C’est la raison pour laquelle il est crucial de faire perdurer ce type de service dédié aux injecteurs. De plus, ce type d'intervention présente deux autres intérêts : son coût est peu élevé et elle est facile à mettre en place dans les structures d'accueil et de soins des consommateurs de drogues par voie intraveineuse.

Entre le lancement du projet AERLI et la fin de cette expérimentation, qu’est-ce qui vous a le plus surpris, le plus marqué concernant cette recherche ?

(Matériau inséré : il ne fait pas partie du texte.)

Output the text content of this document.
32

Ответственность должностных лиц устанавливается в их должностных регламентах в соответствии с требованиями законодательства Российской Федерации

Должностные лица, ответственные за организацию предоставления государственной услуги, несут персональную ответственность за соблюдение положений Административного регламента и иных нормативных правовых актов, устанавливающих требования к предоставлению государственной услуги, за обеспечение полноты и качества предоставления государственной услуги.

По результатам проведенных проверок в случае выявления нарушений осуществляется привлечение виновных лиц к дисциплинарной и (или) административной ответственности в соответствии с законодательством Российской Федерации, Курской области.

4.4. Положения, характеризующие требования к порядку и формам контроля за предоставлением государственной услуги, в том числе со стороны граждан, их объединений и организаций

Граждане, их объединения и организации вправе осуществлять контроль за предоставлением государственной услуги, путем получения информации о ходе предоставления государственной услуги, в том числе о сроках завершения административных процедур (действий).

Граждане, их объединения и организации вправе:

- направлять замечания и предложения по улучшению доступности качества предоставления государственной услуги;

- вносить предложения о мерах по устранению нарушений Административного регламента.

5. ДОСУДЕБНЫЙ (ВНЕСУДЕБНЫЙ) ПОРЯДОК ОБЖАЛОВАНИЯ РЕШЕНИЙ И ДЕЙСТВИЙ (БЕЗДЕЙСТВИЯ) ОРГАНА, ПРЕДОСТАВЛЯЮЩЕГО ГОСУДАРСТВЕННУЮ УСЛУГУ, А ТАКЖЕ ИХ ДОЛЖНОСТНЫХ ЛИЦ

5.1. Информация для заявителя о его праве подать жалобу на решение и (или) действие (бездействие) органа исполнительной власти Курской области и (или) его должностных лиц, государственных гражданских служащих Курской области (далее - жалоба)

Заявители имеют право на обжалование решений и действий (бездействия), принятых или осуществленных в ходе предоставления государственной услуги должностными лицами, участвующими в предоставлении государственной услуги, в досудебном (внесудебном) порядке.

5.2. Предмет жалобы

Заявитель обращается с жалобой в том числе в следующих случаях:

Evidemment, il est toujours un peu marquant de voir la réaction de certains décideurs face à une intervention qui montre pourtant des bénéfices réels en santé publique, même si cela n’est pas surprenant. Il s’agit ici d’une intervention très innovante car elle fait participer d’une part les pairs et d’autre part l’usager lui-même, mais cette évaluation scientifique montre que cette intervention audacieuse permet d’avoir un impact positif sur la santé de cette population et, à plus long terme, des bénéfices pour la collectivité. Les médecins se sentent dépossédés de leur mission de soignant avec une intervention réalisée en milieu très peu médicalisé par des intervenants non médicaux. Cependant, pour voir un passage en grand de cette intervention, la mise en place d’un groupe de travail incluant des médecins sera fondamentale afin de garantir le cadre le plus adapté et le plus efficace pour cette population.

Pour les associations, ces résultats sont la preuve que cette nouvelle dynamique dans la recherche basée sur l’approche communautaire est pertinente et doit être développée pour les usagers de drogues mais aussi appliquée à d’autres domaines.

(1) : INSERM (Institut national de la santé et de la recherche médicale) U912, Marseille, France.